The message from the book, Wilson argues, is the persistence of vulnerability. There’s a direct link, he claims, between 19th-century Whitechapel and Ipswich in 2006. “While one group of victims might have been addicted to gin and the other group addicted to heroin, there’s a persistence of the vulnerability,” he says. “That vulnerability is created by our attitudes toward people who sell sexual services. What we need is a public policy that says policing the people who sell sexual services in this way creates their vulnerability.”
Perhaps the most spine-chilling assertion made by Wilson in his book is that, statistically speaking, there are probably two serial killers operating in Britain today. And with four serial killers caught and convicted since 2000 (Shipman, Mark Martin, who strangled three homeless women in Nottingham, Wright and Norris) it’s a trend which Wilson believes is set to rise. “What’s happening at the moment is that new groups are emerging as being vulnerable to attack,” he says. “In particular, what worries me at the moment is the designation of our towns and cities as places where lots of young people will congregate and get drunk. The night-time economy is the only area in our cultural life where stranger-perpetrated violence is on the increase. I think that group, that area, the night-time economy, is a place where we’re likely to see serial killers working in the future. We’re creating the circumstances in which it’s easier for a serial killer.”
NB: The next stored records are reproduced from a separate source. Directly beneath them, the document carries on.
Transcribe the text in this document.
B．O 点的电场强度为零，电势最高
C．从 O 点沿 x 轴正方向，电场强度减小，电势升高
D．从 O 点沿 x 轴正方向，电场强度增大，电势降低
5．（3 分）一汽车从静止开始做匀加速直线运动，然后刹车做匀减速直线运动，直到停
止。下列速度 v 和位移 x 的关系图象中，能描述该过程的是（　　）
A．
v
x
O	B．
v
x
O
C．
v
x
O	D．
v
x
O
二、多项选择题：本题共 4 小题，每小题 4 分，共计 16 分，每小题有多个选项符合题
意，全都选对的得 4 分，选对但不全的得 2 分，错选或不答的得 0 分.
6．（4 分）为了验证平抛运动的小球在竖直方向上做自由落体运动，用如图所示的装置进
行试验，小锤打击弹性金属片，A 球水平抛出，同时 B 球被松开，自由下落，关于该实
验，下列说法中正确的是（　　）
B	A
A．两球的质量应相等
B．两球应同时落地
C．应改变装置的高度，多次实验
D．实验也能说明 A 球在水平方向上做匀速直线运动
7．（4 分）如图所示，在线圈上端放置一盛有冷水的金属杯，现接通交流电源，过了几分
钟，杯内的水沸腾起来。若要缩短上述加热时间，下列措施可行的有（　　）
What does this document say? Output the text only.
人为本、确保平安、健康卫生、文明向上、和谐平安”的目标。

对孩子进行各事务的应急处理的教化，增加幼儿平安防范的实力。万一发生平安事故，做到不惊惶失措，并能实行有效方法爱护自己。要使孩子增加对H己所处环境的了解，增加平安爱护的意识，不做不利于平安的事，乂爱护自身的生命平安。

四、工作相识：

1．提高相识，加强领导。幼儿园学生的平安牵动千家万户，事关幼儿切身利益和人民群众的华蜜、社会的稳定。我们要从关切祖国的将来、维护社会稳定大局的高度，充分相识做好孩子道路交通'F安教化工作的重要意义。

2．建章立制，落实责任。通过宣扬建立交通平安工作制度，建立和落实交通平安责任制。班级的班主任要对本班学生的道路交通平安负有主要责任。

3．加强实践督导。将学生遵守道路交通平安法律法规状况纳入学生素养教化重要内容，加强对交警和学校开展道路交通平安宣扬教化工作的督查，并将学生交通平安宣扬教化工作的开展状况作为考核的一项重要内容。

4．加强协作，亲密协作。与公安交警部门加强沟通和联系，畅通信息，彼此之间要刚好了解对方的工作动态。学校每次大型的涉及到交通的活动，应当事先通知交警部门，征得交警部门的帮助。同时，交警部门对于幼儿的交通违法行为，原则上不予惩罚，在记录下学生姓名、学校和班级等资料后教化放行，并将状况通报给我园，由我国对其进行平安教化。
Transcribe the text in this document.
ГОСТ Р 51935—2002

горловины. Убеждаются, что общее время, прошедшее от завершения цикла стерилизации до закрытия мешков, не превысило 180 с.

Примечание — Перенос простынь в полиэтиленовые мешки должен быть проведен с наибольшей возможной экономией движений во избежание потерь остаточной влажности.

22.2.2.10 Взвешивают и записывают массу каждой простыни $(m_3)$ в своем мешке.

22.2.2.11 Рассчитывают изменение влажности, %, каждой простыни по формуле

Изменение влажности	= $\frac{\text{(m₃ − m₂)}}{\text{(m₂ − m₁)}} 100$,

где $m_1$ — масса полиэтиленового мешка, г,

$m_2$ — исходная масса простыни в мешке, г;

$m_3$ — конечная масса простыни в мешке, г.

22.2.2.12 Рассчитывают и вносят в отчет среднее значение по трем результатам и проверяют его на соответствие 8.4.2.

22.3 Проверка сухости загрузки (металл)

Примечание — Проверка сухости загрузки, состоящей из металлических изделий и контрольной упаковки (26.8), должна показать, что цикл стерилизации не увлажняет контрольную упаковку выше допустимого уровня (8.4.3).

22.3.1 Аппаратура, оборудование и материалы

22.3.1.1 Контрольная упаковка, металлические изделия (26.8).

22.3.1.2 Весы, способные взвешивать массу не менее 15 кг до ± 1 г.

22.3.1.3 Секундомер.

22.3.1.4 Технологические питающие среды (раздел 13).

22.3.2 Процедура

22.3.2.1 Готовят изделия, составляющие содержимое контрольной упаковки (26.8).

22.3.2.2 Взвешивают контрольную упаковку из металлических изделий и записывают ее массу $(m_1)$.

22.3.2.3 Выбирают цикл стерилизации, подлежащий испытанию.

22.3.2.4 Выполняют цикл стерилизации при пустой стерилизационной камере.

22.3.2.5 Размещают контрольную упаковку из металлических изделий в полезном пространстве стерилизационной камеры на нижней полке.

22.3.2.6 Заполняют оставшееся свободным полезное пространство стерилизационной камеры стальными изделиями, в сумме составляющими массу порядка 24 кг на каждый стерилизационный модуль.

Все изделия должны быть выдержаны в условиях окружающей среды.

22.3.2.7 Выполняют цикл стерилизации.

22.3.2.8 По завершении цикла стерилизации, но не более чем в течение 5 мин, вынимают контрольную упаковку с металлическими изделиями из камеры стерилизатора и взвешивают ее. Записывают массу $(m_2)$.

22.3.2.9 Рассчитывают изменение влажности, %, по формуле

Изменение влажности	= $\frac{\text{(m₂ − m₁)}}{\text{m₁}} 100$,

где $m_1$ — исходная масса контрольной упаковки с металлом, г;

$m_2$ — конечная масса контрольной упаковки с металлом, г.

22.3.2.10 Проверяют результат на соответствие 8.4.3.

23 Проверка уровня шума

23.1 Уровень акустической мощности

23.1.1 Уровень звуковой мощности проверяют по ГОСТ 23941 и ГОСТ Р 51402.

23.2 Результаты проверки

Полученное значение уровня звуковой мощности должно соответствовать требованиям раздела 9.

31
Far from being a harbinger of doom, though, Wilson also offers notes of comfort. We shouldn’t have too many nightmares, he says in true Crimewatch style, about being next on a serial killer’s list of intended victims.
“The trick is this,” he says reassuringly. “Always remember that it’s very difficult to actually kill somebody. You’ve got to have the right mind set to be able to do that.”
We leave the warm comfort of the lounge and make our way to the study, a cramped annexe lined with bookshelves upon which stand biographies of Sutcliffe, Shipman and President Barack Obama. The walls are a reminder of past glories, adorned with snapshots of Wilson’s time as prison governor, television appearances and a large black and white photograph of Che Guevara.
Most people who kill, he tells me as I head out the door, will be overwhelmed with guilt and remorse for having committed a single murder. “So it would be a very rare person,” Wilson adds, “who would want to say: ‘Well, I’ve done two murders -- I may as well become a serial killer.’”
A History of British Serial Killing by David Wilson is published by Sphere, priced £14.99.